Au-delà de leur rôle traditionnel d’approvisionnement, les distributeurs renforcent de plus en plus leur positionnement de partenaires des restaurateurs. Dans un contexte économique parfois difficile pour les établissements, ils développent un large éventail de services destinés à accompagner leurs clients dans la gestion et la performance de leur activité. Ces prestations couvrent des domaines très variés : aide au financement, accompagnement dans l’aménagement des établissements, conception de cartes, mise en place de systèmes de caisse ou de réservation, digitalisation du point de vente, élaboration de fiches recettes, formation des équipes de cuisine, accompagnement réglementaire notamment sur les obligations liées à la loi Egalim, ou encore gestion des stocks. Plus d’un distributeur sur deux dispose désormais de sa propre application mobile, illustrant l’accélération de la transformation numérique du secteur.

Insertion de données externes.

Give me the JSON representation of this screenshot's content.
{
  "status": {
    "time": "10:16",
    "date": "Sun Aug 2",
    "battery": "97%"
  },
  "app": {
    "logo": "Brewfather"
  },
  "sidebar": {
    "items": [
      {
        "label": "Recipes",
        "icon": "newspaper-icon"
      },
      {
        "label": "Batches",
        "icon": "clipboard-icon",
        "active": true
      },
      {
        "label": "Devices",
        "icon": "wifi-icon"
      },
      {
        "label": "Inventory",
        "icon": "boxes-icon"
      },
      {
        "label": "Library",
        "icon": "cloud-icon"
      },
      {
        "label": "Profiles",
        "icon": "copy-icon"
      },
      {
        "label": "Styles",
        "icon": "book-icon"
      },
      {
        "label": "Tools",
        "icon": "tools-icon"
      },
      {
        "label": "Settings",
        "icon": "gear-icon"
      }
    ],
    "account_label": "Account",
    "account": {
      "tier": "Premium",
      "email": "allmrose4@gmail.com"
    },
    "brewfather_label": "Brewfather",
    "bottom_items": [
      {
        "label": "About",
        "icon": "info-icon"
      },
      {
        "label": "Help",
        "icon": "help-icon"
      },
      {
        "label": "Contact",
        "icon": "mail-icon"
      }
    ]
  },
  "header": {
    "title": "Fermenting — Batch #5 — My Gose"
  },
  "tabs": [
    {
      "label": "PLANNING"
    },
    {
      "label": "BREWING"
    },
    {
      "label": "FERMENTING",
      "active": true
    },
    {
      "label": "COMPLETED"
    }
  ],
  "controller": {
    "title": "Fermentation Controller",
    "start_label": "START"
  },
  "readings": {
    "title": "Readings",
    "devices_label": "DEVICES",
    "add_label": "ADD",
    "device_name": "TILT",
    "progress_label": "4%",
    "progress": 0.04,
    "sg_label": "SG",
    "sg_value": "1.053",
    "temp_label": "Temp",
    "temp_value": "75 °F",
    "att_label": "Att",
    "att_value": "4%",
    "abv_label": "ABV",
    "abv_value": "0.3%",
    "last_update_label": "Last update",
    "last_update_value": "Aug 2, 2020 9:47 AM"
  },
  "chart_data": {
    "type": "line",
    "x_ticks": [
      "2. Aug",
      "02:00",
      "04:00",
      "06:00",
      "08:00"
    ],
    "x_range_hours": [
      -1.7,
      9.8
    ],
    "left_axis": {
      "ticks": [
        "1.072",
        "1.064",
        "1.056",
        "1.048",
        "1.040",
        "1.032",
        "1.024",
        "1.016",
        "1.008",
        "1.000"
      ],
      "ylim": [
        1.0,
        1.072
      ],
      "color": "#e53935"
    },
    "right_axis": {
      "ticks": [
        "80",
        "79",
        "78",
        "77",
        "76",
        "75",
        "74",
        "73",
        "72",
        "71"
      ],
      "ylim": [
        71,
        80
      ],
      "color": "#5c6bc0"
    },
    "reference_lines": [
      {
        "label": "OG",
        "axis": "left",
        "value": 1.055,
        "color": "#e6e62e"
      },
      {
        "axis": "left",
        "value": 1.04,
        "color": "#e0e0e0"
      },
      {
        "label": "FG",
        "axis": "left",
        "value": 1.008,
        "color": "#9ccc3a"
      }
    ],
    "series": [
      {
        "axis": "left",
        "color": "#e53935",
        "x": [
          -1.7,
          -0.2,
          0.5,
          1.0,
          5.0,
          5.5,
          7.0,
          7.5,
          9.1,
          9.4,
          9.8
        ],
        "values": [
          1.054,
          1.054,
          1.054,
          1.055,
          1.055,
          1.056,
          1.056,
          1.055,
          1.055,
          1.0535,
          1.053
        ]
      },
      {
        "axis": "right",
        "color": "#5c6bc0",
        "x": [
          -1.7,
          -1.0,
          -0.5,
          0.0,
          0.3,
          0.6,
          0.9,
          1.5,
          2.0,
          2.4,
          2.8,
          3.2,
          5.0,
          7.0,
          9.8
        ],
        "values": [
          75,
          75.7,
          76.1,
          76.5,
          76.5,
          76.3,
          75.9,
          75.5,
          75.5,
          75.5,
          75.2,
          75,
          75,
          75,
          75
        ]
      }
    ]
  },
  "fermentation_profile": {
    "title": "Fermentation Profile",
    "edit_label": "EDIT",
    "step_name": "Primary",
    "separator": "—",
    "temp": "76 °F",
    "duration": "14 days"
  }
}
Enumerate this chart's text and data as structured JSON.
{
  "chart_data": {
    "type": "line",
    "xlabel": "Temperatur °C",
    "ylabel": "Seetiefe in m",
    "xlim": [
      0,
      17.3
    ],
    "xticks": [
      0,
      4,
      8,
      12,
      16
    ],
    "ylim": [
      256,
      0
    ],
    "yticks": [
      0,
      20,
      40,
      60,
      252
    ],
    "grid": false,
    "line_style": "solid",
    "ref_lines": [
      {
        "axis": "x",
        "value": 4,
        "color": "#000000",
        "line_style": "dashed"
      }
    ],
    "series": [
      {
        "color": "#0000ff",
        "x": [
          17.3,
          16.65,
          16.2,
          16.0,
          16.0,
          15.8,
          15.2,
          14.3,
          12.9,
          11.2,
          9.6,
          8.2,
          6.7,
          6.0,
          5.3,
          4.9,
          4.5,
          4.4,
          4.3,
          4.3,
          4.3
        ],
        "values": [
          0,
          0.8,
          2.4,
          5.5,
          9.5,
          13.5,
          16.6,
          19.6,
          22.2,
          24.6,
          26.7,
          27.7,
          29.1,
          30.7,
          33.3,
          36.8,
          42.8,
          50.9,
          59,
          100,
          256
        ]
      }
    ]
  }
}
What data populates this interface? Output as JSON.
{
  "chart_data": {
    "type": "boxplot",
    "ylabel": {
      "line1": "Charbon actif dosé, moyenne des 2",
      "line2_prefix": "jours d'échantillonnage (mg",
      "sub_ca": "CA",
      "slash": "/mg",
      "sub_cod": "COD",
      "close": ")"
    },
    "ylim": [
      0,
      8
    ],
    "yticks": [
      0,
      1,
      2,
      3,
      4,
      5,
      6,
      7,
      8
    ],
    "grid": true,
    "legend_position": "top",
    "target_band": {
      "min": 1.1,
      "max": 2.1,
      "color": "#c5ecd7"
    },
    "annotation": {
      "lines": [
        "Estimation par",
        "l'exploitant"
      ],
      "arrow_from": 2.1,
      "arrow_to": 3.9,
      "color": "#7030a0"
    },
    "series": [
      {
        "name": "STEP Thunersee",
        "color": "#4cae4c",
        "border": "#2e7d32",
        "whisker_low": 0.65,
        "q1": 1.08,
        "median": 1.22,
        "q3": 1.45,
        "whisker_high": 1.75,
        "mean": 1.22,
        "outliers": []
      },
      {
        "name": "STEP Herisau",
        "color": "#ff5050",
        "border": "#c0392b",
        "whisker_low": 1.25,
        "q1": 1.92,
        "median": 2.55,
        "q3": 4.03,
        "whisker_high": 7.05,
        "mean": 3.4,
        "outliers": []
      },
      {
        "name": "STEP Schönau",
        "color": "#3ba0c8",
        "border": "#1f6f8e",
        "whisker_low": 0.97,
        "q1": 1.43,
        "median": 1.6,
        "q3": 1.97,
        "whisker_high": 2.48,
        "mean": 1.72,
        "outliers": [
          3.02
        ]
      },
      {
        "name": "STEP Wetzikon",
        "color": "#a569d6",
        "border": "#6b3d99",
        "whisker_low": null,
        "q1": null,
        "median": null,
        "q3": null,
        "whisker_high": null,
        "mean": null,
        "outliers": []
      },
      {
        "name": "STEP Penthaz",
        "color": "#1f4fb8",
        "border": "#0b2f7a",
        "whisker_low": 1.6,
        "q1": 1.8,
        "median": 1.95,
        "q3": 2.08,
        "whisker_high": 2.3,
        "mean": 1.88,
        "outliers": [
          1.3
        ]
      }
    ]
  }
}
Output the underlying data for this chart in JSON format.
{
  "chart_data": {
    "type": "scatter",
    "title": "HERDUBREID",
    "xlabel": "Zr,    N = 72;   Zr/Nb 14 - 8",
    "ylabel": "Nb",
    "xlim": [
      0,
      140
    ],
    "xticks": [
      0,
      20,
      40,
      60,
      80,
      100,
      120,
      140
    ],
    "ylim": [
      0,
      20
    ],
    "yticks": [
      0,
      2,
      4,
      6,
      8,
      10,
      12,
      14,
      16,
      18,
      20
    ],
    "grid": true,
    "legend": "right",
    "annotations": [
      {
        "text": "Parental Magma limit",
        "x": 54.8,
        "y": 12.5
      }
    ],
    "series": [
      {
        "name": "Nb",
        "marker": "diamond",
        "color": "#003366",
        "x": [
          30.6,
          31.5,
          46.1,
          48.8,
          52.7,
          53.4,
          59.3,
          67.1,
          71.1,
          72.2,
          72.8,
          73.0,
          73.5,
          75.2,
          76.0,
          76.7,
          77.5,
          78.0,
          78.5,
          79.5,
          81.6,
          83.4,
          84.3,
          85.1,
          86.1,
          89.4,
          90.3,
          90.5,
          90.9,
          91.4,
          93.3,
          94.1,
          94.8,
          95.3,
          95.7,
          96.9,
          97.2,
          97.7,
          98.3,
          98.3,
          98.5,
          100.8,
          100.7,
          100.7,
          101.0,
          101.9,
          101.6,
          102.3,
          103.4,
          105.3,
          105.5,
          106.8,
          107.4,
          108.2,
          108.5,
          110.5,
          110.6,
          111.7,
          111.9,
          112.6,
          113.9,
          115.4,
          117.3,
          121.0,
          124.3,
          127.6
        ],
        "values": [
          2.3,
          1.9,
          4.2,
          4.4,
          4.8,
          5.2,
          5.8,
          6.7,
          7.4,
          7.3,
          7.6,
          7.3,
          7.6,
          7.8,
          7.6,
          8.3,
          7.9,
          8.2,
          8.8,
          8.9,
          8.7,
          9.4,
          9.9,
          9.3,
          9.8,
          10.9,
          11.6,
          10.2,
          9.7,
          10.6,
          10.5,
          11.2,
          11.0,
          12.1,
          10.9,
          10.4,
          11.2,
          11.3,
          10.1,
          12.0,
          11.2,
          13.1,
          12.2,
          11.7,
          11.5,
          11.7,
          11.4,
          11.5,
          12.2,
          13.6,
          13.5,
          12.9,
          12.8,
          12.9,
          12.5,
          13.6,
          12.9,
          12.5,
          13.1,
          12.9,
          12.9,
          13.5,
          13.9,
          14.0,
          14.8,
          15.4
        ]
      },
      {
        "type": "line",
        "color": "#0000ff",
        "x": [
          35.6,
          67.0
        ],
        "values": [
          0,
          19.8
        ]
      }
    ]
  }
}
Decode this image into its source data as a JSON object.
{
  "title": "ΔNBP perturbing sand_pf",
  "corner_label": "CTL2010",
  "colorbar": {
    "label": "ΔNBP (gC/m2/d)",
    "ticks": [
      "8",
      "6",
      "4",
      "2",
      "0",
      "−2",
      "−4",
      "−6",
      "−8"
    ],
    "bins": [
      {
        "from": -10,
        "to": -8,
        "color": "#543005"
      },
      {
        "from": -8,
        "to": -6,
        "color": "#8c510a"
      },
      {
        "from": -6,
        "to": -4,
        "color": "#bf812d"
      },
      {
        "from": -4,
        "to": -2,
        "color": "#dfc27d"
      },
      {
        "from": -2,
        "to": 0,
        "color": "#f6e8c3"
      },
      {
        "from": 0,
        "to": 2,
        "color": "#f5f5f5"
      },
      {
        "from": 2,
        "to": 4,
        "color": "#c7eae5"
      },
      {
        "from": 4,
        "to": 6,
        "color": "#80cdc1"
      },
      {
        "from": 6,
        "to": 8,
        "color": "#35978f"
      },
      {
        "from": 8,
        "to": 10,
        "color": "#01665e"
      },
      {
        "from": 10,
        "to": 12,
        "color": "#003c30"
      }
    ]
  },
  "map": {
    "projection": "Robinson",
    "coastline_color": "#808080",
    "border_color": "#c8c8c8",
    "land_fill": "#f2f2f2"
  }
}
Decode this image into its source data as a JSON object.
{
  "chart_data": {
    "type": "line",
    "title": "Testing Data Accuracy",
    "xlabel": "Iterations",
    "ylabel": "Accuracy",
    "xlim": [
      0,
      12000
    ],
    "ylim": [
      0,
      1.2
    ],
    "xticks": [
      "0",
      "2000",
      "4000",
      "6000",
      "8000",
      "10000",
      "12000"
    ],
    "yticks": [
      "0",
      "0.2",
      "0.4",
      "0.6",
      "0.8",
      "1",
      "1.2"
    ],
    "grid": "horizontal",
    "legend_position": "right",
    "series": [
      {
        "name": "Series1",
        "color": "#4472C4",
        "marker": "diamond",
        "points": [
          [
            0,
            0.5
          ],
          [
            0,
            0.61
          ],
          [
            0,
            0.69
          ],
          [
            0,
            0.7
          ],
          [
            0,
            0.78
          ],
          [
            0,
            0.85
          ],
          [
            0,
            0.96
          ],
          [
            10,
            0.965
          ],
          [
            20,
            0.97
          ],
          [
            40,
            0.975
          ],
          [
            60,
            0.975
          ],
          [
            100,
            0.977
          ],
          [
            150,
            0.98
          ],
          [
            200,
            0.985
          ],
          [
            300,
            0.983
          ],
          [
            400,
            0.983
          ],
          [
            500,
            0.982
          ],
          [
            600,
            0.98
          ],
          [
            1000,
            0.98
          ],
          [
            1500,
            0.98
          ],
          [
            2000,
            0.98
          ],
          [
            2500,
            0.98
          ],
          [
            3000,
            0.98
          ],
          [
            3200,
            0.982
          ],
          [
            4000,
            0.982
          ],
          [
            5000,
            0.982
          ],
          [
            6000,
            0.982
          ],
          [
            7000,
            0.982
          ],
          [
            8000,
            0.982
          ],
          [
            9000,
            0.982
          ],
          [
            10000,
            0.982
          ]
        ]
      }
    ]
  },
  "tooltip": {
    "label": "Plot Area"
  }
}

Pour François Blouin, président-fondateur de Food Service Vision, les performances observées en 2025 témoignent de la solidité des modèles industriels des grands distributeurs et de leur capacité d’adaptation. Toutefois, il souligne que ces résultats ne doivent pas conduire à un excès de confiance. Occupant une position centrale dans la filière CHD, les distributeurs demeurent étroitement liés à la santé économique de la restauration. Leur avenir dépendra de leur aptitude à poursuivre leur transformation, à accompagner toujours davantage les restaurateurs et à anticiper les évolutions du marché. Dans un environnement encore incertain, la vigilance reste donc de mise malgré des indicateurs globalement favorables.